Early miR-210 inhibition reduces NSC density but does alter the proportion of Dcx+ cells

Because reducing levels of miR-210 leads to enhanced mitochondrial function through upregulation of mitochondrial electron transport and Krebs cycle proteins, we sought to maximize mitochondrial energetics and mitogenesis by starting miR-210 inhibition early during NSC culture differentiation. When we transfected with miR-210 inhibitor 1–2 d after the start of differentiation, we unexpectedly observed a significantly lower (28%, p < 0.001) total cell density in the miR-210-inhibitor-transfected cultures by the time of the planned second transfection (days 4–5 of differentiation). Representative images of the miR-210-inhibitor-transfected and control-transfected cultures are shown in Figure 4, A and B. Quantification of cell density shows a significant reduction of the total cell density in cultures with downregulated miR-210 expression, as well as a reduction in Dcx+ cells (Fig. 4C). Although miR-210 suppression promoted a significant decrease in the number of Dcx+ cells (31.8 ± 4.8 vs 23.5 ± 5.2 in miR-210 inhibitor cultures vs control cultures, respectively), the percentage of Dcx+ cells produced in the differentiating cultures was unchanged (26.5 ± 3.2% vs 27.6 ± 4.4% in miR-210 inhibitor cultures vs control cultures, respectively). We did not see any signs of increased cell death in miR-210-inhibitor-transfected cultures, compared with control, at any day of differentiation (e.g., on the second day after the transfection, the percentages of cell death were 6.2 ± 3.6% and 6.5 ± 4.8% in cultures with miR-210 inhibition and negative control, respectively).
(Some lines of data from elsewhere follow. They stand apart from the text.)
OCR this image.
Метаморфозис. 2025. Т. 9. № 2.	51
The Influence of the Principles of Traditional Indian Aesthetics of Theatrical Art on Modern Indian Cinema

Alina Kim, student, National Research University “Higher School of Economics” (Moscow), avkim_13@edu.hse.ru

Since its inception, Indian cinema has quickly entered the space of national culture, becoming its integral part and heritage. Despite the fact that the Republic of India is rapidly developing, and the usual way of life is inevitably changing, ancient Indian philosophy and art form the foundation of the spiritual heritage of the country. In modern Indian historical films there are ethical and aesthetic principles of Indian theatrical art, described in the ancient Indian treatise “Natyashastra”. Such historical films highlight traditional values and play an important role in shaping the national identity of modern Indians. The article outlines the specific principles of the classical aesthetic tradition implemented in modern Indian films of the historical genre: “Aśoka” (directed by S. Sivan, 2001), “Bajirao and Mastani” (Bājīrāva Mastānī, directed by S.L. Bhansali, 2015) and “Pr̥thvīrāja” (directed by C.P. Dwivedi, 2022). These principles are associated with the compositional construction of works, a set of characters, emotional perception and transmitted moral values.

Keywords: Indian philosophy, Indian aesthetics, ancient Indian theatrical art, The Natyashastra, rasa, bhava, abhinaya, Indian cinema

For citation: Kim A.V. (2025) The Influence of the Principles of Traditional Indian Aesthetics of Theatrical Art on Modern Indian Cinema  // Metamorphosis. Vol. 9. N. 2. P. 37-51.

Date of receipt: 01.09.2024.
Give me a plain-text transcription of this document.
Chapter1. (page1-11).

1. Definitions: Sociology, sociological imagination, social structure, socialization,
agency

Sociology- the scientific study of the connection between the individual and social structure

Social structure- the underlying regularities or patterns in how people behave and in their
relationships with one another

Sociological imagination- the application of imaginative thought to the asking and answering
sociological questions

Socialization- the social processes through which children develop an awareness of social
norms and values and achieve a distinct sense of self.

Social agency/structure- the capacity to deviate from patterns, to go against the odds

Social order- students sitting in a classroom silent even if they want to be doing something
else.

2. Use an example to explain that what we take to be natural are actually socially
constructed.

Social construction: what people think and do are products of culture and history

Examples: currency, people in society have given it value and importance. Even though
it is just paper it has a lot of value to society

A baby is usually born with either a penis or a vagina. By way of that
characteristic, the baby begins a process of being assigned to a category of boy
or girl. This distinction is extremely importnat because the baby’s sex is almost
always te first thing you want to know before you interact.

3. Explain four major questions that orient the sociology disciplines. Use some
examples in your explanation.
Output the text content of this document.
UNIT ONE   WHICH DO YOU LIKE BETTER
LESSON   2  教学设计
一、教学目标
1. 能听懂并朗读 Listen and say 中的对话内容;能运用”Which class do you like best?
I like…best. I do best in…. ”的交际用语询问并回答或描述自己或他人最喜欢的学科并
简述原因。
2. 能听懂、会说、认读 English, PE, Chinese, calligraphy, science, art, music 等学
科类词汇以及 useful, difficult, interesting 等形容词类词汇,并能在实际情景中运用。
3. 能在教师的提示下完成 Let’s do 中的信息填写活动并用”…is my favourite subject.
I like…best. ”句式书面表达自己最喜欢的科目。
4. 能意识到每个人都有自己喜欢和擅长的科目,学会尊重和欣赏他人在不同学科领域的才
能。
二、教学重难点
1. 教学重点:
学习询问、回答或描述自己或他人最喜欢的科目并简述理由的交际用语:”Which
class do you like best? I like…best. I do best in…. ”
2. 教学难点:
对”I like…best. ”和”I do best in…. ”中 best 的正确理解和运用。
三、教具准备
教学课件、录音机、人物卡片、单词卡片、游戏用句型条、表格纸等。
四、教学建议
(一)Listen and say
Several studies indicate that dividing stem cells rely heavily on glycolytic metabolism and demonstrate relatively low levels of mitochondrial oxidative activity (Zhang et al., 2012; Candelario et al., 2013), so we next compared glycolytic and mitochondrial activities of miR-210 inhibitor- and control-transfected cultures.

Figure 4.

Figure 4.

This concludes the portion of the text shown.